Rachel F. Ventura ( McReynolds) is an American politician from the state of Illinois currently serving as a member of the Illinois Senate from the 43rd district. A member of the Democratic Party, Ventura previously served as a member of the Will County Board from 2018 to 2022. She also ran against Bill Foster in the 2020 U.S. House of Representatives Primary Election for Illinois's 11th Congressional District, though she ultimately lost to Foster.
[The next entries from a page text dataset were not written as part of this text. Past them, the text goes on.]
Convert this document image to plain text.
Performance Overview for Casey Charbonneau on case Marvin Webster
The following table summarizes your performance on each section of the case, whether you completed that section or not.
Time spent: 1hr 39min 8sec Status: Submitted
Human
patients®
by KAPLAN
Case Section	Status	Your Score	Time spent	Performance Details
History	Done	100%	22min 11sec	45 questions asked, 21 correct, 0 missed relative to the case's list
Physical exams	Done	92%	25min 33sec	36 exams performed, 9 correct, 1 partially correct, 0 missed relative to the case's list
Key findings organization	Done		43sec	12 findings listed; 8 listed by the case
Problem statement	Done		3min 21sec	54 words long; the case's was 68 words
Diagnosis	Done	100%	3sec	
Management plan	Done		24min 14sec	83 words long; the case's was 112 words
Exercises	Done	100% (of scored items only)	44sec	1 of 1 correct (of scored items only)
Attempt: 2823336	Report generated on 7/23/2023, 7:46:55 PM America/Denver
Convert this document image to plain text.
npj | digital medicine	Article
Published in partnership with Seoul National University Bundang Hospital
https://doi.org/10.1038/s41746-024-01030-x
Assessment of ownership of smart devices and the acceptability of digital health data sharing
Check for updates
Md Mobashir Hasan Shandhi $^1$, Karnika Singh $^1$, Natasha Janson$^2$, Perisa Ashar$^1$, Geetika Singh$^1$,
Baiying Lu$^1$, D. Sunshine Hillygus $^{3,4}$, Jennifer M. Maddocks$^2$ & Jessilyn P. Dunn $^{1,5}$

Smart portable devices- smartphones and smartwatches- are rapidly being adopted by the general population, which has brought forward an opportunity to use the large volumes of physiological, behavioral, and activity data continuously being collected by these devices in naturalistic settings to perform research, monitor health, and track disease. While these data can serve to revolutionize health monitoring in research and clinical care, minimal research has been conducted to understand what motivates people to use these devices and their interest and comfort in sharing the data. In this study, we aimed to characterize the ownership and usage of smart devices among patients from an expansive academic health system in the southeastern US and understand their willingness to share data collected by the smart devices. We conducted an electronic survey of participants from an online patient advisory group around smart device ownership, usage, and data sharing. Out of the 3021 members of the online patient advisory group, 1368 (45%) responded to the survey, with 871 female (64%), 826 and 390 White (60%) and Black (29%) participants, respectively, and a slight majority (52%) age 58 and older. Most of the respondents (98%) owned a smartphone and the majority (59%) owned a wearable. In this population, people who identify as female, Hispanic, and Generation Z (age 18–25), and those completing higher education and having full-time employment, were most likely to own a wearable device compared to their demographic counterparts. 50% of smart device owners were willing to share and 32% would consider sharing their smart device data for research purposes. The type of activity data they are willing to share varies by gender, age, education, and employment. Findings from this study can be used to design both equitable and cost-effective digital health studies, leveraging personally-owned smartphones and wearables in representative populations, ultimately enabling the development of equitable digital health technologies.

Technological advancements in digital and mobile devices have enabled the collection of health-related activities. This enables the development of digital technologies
==Early life and education==
Rachel Ventura was born in Joliet, Illinois. She received a BS in Mathematics from Benedictine University and later received an AS in Biology from Tidewater Community College.

==Electoral history==

Will County Board's 9th District Democratic Primary, 2018
| Party |  | Candidate | Votes | % |
|---|---|---|---|---|
|  | Democratic | Rachel Ventura | 1,841 | 26.18 |
|  | Democratic | Jim Murphy | 1,663 | 23.65 |
|  | Democratic | Sherry Williams | 1,593 | 22.26 |
|  | Democratic | Todd Randich | 1,394 | 19.83 |
|  | Democratic | Danganetta Harris | 540 | 7.68 |
| Total votes |  |  | 7,031 | 100.0 |

Will County Board's 9th District General Election, 2018
| Party |  | Candidate | Votes | % |
|---|---|---|---|---|
|  | Democratic | Rachel Ventura | 8,706 | 39.70 |
|  | Republican | Annette Parker (incumbent) | 6,997 | 31.91 |
|  | Democratic | Jim Murphy | 6,224 | 28.39 |
| Total votes |  |  | 21,927 | 100.0 |

Illinois 11th Congressional District Democratic Primary, 2020
| Party |  | Candidate | Votes | % |
|---|---|---|---|---|
|  | Democratic | Bill Foster (incumbent) | 46,116 | 58.72 |
|  | Democratic | Rachel Ventura | 32,422 | 41.28 |
| Total votes |  |  | 78,538 | 100.0 |

Illinois 43rd Senate District Democratic Primary, 2022
| Party |  | Candidate | Votes | % |
|---|---|---|---|---|
|  | Democratic | Rachel Ventura | 7,593 | 57.65 |
|  | Democratic | Eric Mattson (incumbent) | 5,578 | 42.35 |
| Total votes |  |  | 13,171 | 100.0 |

Illinois 43rd Senate District General Election, 2022
| Party |  | Candidate | Votes | % |
|---|---|---|---|---|
|  | Democratic | Rachel Ventura | 33,667 | 56.05 |
|  | Republican | Diane Harris | 26,396 | 43.95 |
| Total votes |  |  | 60,063 | 100.0 |

==Other work==
Rachel Ventura worked in the tabletop games industry from 2011-2021 and has written a Dungeons & Dragons adventure called A Feast of Flavor which was nominated for an ENNIE award in 2018.